Germany's Ice Wine Harvest Wiped Out Due to Warm Temperatures

It's "the first year in which the ice harvest has failed nationwide," according to a German wine marketing group.

The effect of climate change on the wine industry has become a near-constant topic of conversation. Powerhouse regions like Bordeaux have been looking at new grape varieties that can stand up to warmer temperatures, and major producing countries like France and Spain have been tweaking their classification rules to help vineyards adjust. In Germany, scientists have even been attempting to peer into the future by pumping extra carbon dioxide onto a plot of grapes to mimic what conditions may be like in 2050.

Sadly, however, that future may be here ahead of schedule. The German Wine Institute (DWI) has announced that, for the first time, winter weather conditions never got cold enough in any of the country’s 13 wine-growing regions to naturally produce ice wine—which is made by harvesting grapes that have frozen on the vine. “The 2019 vintage will go down in history here in Germany as the first year in which the ice harvest has failed nationwide,” the wine industry marketing group said in a statement.

grapes at the vine in november
Jana Loesch/Getty Images

Temperatures reportedly must drop to as low as at least 19 degrees Fahrenheit for the grapes to freeze as required.
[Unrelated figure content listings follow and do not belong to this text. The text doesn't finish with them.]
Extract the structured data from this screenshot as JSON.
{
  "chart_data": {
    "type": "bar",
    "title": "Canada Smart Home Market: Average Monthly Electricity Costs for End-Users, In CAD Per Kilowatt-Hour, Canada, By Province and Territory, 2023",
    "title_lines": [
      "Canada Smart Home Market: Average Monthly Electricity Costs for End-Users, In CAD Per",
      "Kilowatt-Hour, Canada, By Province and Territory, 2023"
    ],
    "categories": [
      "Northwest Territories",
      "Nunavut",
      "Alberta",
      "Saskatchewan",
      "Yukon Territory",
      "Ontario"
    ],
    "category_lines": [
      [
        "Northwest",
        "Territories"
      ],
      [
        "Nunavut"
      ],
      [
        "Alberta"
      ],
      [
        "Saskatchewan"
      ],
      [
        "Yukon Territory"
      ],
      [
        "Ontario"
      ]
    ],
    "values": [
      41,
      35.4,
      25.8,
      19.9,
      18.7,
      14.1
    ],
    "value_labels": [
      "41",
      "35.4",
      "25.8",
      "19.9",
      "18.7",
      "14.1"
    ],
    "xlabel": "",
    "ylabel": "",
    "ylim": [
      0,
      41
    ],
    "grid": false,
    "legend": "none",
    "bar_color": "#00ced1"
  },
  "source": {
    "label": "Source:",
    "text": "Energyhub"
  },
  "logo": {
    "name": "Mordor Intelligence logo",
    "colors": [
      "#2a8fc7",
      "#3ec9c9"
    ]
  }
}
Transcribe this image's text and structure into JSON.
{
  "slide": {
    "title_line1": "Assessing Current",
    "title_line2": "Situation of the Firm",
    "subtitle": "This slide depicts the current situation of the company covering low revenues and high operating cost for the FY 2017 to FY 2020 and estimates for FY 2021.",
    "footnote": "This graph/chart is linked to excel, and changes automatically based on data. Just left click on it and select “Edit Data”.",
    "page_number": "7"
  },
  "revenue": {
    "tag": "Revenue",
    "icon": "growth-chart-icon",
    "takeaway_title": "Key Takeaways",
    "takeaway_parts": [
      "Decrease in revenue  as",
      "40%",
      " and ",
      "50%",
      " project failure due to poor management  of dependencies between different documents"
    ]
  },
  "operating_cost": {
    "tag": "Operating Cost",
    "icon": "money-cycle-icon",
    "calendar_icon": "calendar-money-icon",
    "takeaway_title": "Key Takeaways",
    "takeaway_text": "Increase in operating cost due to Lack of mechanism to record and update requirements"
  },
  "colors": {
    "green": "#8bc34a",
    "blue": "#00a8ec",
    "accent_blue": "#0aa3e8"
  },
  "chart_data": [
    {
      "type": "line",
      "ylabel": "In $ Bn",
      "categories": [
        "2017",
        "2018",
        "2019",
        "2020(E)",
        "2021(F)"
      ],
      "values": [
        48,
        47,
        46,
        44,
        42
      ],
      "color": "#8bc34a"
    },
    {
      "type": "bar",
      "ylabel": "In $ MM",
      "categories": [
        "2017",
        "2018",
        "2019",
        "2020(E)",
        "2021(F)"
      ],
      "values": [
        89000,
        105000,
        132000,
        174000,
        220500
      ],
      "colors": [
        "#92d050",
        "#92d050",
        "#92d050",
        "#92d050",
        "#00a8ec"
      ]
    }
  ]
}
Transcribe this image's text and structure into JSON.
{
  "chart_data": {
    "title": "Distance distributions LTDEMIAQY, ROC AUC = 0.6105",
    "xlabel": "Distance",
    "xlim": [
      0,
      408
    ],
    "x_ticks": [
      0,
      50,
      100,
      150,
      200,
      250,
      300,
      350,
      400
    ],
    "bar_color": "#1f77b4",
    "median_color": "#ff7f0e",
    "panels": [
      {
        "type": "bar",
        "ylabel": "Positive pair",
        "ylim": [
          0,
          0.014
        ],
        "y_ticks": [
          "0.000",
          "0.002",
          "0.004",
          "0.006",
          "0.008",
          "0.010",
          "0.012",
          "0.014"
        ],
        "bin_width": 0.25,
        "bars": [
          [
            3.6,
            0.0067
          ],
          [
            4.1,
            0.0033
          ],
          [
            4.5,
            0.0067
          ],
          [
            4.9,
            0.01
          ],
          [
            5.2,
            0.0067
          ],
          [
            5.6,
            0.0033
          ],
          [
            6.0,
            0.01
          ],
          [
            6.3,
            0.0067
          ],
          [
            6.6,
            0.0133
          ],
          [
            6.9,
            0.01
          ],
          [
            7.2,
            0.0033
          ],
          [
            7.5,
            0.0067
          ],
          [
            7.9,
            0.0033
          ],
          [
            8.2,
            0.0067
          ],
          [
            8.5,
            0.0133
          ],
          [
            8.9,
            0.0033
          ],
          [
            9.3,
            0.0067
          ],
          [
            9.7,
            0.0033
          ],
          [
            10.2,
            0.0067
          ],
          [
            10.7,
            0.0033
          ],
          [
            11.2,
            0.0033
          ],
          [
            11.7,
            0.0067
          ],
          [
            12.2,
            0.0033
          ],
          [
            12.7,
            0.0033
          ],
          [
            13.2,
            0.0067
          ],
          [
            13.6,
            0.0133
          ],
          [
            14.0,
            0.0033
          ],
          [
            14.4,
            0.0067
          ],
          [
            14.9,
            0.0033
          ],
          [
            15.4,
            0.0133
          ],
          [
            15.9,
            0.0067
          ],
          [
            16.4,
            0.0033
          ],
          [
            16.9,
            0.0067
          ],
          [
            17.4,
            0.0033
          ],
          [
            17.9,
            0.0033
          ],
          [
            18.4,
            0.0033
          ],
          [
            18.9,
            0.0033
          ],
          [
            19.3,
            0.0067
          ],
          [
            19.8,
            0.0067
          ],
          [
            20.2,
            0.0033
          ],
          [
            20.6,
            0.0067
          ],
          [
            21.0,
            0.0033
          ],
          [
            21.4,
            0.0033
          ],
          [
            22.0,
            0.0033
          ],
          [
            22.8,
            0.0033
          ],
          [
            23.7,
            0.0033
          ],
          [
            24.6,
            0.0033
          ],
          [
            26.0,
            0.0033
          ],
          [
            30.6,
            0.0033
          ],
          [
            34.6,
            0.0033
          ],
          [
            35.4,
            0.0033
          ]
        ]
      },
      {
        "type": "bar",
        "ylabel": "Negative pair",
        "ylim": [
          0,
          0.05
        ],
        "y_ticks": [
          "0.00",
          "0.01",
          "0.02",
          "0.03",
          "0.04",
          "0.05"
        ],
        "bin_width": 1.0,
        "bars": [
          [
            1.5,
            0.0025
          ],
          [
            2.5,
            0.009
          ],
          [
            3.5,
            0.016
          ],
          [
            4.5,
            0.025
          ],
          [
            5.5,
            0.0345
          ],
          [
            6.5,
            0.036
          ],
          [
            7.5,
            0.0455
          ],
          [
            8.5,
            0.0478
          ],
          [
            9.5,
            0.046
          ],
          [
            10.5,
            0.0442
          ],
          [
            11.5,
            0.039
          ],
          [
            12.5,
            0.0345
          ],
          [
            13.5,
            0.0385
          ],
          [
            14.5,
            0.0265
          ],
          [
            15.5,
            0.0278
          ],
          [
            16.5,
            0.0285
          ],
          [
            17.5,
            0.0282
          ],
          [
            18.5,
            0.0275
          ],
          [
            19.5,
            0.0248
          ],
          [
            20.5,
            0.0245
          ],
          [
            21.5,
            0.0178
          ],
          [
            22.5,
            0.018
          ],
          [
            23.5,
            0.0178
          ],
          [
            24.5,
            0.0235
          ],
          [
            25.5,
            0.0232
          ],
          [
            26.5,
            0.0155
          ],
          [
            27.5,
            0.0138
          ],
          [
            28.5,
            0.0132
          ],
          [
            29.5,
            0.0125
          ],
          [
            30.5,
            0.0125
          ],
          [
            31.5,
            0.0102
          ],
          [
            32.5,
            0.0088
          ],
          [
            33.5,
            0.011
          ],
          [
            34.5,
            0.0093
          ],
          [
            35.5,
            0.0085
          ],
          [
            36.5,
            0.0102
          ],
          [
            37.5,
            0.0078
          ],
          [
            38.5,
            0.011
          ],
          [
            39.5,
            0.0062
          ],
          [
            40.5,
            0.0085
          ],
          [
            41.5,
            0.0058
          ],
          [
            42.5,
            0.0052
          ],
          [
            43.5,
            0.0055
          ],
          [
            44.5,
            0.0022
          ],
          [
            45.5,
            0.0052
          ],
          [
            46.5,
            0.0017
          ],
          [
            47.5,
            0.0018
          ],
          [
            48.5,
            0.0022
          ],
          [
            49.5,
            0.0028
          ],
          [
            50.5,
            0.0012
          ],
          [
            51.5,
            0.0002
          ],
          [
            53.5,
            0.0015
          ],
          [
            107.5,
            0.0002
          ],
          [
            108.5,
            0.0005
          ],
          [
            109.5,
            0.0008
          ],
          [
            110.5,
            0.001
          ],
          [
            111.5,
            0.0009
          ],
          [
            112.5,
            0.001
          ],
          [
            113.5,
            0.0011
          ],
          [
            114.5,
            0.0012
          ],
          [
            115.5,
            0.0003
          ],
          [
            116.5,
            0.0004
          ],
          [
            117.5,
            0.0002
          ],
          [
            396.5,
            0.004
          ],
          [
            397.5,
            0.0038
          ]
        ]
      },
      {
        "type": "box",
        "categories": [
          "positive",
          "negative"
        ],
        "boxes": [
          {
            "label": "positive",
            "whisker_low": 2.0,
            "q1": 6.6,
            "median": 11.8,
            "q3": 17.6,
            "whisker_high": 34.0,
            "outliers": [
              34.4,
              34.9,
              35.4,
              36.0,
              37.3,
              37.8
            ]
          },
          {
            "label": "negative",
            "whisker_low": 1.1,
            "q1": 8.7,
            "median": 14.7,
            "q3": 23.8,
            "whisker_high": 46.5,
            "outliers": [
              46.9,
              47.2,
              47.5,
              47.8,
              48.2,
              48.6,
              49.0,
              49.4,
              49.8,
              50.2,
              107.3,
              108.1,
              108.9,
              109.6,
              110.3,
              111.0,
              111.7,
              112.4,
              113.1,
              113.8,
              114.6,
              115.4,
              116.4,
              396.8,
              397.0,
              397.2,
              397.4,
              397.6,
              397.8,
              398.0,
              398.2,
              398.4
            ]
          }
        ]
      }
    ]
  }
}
And even if those temperatures are reached, other changes are affecting the harvest: The DWI explains that warm temperatures are ripening the grapes earlier while also pushing the coldest days of the season further back in January and February. “As a result, the period that the grapes have to survive in a healthy state until a possible ice wine harvest is becoming longer,” the group stated, according to Decanter.

Low yields have become more common in Germany, the Associated Press reported: Warm winters in 2013 and 2017 meant that ice wine was only made by five producers and seven producers respectively in those years. However, DWI spokesperson Ernst Buscher warned that these kinds of poor harvests are likely to become the norm, stating, “If the warm winters continue in the next few years, ice wines from German wine regions will soon become even more of a rarity than they already are.”

Admittedly, because of that rarity, the economic impact isn’t particularly huge: Ice wine apparently accounts for just one-tenth of one percent of all German wine production. But isn’t this typical of how environmental impacts occur? The most vulnerable products are the first to go. In that regard, consider the continued loss of German ice wine as another canary in the proverbial coal mine.